As Poland votes to outlaw Sunday trading, Susan Gately wonders whether Ireland might follow suit
Late last month, Polish MPs approved a bill aimed at phasing out Sunday trading by 2020. The bill which has been passed in the lower house of Poland’s parliament, restricts Sunday shopping to the first and last Sunday of the month until the end of 2018, to the last Sunday of the month in 2019, and bans Sunday shopping in 2020 (except on the Sundays before major holidays). It comes at the instigation of the trade unions.
“It is interesting that the move to abolish Sunday trading in Poland has come from the trade unions,” according to Maria Steen from the pro-family think-tank The Iona Institute. “It is reported that the move is to allow workers to spend more time with their families.”
This is something that Pope Saint John Paul II recognised in his apostolic letter Dies Domini, said Mrs Steen, “the need not only for Christians to observe a day of worship and rest in accordance with their religious obligations, but also for members of civil society to have their need for the alternation between work and rest recognised by the State”.
Years ago, the company known as Des Kelly Carpets, (now Des Kelly Interiors), decided to shut its doors on Sundays. Since the death of the company’s founder, Des Kelly, in 2016, the practise has continued.
“We lost out at the start,” Managing Director Greg Kelly told The Irish Catholic. “We were afraid of losing trade but Dad convinced us. ‘We have loyal customers. What you loose on Sunday you would get back throughout the rest of the week,’ was his attitude.”
The principle became ingrained in his children, all eight of whom are involved in the business. “My Dad made it clear to the family never to open on Sundays. It is strictly a family day to be spent with your family. That’s what it’s all about, that and to go to church.”
There is no demand coming from the company employees to reverse the rule, he says. “Our employees are delighted. We never looked back.”

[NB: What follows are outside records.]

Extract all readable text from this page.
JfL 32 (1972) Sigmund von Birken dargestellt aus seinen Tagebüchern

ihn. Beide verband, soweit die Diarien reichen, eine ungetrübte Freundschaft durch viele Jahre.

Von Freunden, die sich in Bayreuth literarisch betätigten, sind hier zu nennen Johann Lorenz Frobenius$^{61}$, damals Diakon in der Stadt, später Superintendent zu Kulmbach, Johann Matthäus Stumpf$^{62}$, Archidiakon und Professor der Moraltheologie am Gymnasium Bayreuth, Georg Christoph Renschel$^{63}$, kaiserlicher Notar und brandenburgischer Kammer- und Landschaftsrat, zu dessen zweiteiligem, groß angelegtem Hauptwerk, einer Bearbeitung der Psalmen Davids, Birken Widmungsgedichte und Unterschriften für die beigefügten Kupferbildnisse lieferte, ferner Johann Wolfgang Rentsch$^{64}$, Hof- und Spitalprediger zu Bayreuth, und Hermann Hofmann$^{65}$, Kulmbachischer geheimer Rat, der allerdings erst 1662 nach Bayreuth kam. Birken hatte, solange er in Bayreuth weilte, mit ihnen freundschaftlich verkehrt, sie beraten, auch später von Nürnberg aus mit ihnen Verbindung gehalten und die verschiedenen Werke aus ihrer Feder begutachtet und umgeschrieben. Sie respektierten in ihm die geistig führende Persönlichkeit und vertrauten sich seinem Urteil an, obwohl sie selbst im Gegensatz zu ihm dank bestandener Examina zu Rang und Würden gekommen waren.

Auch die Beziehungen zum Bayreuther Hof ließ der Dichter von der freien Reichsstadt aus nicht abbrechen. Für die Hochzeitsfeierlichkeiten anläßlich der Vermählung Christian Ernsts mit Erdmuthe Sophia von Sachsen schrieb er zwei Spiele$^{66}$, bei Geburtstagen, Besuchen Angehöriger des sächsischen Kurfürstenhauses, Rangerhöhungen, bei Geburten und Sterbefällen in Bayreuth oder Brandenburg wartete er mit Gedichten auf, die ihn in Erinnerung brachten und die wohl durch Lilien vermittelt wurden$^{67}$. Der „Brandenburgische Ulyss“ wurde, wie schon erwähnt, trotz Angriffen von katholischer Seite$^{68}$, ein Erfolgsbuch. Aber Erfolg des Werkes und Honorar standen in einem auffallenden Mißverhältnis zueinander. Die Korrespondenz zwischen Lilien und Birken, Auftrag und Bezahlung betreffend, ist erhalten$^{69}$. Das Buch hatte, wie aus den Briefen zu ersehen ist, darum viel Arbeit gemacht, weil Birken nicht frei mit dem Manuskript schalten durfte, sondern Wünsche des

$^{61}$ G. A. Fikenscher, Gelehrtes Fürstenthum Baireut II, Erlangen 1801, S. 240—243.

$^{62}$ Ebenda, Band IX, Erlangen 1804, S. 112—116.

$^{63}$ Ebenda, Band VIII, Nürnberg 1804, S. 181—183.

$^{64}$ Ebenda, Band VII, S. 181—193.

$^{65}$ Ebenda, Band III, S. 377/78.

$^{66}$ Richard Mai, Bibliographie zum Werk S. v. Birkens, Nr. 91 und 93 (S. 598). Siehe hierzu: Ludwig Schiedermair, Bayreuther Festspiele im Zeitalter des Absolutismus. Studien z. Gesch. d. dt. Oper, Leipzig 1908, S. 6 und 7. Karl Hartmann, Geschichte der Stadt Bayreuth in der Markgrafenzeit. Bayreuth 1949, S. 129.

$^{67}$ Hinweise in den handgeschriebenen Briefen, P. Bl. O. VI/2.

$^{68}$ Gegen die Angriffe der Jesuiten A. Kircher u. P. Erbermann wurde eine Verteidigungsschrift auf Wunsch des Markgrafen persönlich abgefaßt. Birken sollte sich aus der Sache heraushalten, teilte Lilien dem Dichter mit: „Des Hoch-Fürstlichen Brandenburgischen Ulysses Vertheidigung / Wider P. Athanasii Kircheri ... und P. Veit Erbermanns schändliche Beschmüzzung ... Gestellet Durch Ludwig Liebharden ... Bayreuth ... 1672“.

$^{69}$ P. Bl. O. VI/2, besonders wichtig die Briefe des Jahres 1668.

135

Dr Tom Healy, economist and director of the Nevin Economic Research institute (NERI) notes that very often people are more productive with shorter working hours. “Women who job share, for example, often get more into a half day than [another person gets into] 80% of a full time job. They get more done in four to five hours because they have to.” He points out that countries with lower working hours (like Germany and Sweden) often have a higher productivity. “In these countries there is a great emphasis on work/life balance and participation in community.”
However, Dr Healy sees little likelihood of Irish unions following their Polish counterparts. “A lot of people are struggling to make up hours and pay, and Sunday trading is seen as a way to do this. Also, students and part-time workers use Sunday work to make up their hours. The current debate is like a lost battle,” Dr Healy told The Irish Catholic.
Bishop of Limerick Dr Brendan Leahy agrees. “Is that door already bolted?” he asks. Poland is different to Ireland, he notes, with a huge population of people going to Mass on Sundays, and the “quiet Sunday rhythm” of yesteryear Ireland.
By contrast people in Ireland are in a “frenzy of activities” at weekends. “Weekends are becoming ‘mini-weeks’ with timetables, deadlines, projects to be achieved,” according to Dr Leahy. “I don’t lament it completely but there is also the need for the ‘Sabbath’. This biblical wisdom holds a deeper view of truth, that there is a need to break the cycle, to move to another type of being – rest, looking at nature, with time for prayers, hospitality, visiting people and recreation. This is all part of a holistic approach to life.”
From the wider societal point of view the idea of constant shopping and traffic affects community and family life, says Dr Tom Healy. “The more people continue shopping, the more we are generating an unsustainable pattern of living that is also detrimental to the environment. Shops being open 24/7 puts pressure on people to buy more,” which in turn leads to the problem of having additional things for disposal.
Maria Steen, herself the mother of four primary school children says families have a need for “rest and renewal”.
“Parents work hard to be able to afford a home and decent standard of living for themselves and their children; however the price is often that they spend less and less time together as a family.”
“Family rituals are important,” says Mary Johnston, specialist in Counselling at Accord the Church’s marriage advisory service. “Children benefit from rituals like dinners and going places together.” In the society in which we live, this may not be on a Sunday but, in any case “people need to make the best of the time they are together. It is not a question of quantity, it is all about quality.”